Not Just A Young Person’s Game: Meet the Next Generation of Entrepreneurs
‘Entrepreneur’ usually conjures up images of twenty-something university graduates launching a hi-tech startup from their parents’ garage.However, the fastest-growing segment of entrepreneurs over the last few years are people aged 50 and over, referred to as ‘seniorpreneurs’ or ‘olderpreneurs’. According to the UK’s Office for National Statistics, Olderpreneurs make up a fifth of Britain’s new business owners. Moreover, Barclays bank reported a 67% increase in women over 55 opening business accounts in the last decade; for those aged 65 and older, the number is up 132%.
While these entrepreneurs are a varied bunch, women over 50, often an almost invisible element in the workforce, are turning in increasing numbers to enterprise and self-employment. One important factor in the olderpreneur phenomenon is the overall growth in self-employment since 2000, which has been fuelled by the over-50s who are finding it increasingly hard to find full-time work. Also, rising retirement ages and increased life expectancy rates have left many women without income. According to one study, the number of women over 50 who were unemployed rose by almost 50% between 2010 and 2014, while the rise in general unemployment was only 1%.
No Expiration Date on Success: The Rise of the Middle-Age Female Entrepreneur
There are unique advantages that middle-age female entrepreneurs bring to the table. For example, a wealth of life and business experience is priceless when trying to launch a start-up, which rarely goes to plan. A bit of perspective goes a long way when confronting setbacks.
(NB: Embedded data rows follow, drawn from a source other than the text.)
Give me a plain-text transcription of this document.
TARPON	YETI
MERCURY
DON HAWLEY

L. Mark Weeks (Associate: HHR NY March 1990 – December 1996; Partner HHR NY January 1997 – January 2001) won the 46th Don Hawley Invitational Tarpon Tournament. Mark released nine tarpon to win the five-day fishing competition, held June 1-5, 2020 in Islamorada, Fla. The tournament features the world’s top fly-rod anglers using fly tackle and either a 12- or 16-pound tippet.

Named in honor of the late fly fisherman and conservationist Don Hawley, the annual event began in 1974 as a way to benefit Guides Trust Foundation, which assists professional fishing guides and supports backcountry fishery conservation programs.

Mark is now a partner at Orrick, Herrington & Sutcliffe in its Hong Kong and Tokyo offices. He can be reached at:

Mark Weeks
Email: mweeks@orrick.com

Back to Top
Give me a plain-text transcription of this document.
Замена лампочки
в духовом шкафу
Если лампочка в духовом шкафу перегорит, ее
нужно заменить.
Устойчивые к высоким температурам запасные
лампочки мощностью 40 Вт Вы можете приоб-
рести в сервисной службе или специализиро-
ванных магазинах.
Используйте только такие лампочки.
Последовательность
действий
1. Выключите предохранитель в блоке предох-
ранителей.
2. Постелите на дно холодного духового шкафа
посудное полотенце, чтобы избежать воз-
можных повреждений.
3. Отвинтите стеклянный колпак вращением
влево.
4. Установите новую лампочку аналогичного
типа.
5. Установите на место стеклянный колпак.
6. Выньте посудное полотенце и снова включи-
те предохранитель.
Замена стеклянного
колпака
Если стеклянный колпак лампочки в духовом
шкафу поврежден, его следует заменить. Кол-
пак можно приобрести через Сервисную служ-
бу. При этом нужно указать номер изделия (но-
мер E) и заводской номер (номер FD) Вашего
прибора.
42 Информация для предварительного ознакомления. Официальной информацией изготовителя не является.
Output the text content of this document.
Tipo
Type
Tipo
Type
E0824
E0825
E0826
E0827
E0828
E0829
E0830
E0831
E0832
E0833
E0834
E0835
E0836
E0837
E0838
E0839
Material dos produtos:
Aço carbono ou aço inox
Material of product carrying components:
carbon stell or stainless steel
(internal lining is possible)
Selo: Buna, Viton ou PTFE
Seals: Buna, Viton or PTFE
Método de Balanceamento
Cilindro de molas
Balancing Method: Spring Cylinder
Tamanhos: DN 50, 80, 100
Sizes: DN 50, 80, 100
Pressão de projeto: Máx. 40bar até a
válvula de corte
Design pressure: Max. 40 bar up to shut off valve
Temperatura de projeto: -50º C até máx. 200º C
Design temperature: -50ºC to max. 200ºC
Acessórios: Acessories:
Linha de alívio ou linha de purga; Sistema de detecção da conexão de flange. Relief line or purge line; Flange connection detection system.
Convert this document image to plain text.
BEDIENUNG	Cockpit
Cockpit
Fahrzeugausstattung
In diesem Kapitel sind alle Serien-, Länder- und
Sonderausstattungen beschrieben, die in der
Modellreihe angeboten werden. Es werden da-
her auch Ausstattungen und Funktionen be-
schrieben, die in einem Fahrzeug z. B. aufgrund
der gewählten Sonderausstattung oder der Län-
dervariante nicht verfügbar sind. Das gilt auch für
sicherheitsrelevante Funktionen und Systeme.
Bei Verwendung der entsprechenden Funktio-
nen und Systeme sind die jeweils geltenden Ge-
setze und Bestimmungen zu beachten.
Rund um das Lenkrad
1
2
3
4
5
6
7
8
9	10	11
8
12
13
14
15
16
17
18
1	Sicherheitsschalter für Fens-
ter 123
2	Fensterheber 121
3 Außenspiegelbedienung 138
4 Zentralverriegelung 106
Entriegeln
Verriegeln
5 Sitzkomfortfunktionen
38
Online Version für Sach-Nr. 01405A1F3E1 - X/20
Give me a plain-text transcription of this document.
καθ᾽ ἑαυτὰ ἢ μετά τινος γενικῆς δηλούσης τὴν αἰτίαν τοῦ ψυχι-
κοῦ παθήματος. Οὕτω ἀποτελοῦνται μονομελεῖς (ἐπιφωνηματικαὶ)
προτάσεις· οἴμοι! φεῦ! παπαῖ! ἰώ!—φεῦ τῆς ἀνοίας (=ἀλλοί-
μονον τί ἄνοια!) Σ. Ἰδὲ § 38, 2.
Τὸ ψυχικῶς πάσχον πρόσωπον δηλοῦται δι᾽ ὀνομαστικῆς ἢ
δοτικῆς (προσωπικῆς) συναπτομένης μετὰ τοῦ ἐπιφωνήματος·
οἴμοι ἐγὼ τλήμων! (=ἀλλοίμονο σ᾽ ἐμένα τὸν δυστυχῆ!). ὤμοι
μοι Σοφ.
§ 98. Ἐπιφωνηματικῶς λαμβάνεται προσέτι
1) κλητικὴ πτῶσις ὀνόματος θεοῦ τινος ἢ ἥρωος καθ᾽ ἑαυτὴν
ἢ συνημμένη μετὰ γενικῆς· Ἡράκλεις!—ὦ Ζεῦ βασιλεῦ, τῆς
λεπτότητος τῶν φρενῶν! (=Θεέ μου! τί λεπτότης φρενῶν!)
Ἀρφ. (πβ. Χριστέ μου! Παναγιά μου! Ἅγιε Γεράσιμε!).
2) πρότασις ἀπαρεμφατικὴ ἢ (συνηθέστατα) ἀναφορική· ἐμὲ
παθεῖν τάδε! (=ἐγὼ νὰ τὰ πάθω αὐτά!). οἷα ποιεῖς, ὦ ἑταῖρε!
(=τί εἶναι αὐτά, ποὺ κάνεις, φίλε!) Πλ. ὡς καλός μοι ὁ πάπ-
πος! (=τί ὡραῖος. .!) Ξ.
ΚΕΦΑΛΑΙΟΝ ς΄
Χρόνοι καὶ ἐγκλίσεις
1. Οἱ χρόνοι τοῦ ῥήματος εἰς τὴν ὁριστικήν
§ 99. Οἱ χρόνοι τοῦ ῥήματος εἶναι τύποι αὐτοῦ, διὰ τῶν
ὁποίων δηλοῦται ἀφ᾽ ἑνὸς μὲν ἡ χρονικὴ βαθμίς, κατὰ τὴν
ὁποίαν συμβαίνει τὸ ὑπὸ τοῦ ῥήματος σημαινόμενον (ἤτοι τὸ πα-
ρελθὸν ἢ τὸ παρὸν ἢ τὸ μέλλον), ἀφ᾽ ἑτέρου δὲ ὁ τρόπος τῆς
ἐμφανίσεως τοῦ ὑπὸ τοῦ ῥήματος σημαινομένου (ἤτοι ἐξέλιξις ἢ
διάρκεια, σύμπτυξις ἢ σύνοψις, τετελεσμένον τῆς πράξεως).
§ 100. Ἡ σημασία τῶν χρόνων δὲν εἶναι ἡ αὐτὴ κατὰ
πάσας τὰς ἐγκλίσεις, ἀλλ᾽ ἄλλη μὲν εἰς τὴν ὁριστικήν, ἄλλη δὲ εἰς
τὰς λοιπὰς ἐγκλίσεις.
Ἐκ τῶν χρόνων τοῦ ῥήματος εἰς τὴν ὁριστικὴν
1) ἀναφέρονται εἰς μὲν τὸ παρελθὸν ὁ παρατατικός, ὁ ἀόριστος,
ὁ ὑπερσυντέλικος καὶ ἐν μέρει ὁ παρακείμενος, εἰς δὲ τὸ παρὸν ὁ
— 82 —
In addition, longevity tends to bring with it a wider network of consultants, professionals, and other people who can help a start-up, with connections or sound advice.
From a dollars and cents perspective, women approaching retirement in recent years are benefiting from new pension freedoms that make it possible to access lump sums, or borrow against the value of a pension, in order to fund a new venture.
So, while some studies have found that the advancement toward gender equality at work has slowed since the 1990s, the proliferation of olderpreneurs could prove to be a catalyst for greater gender parity in the business world.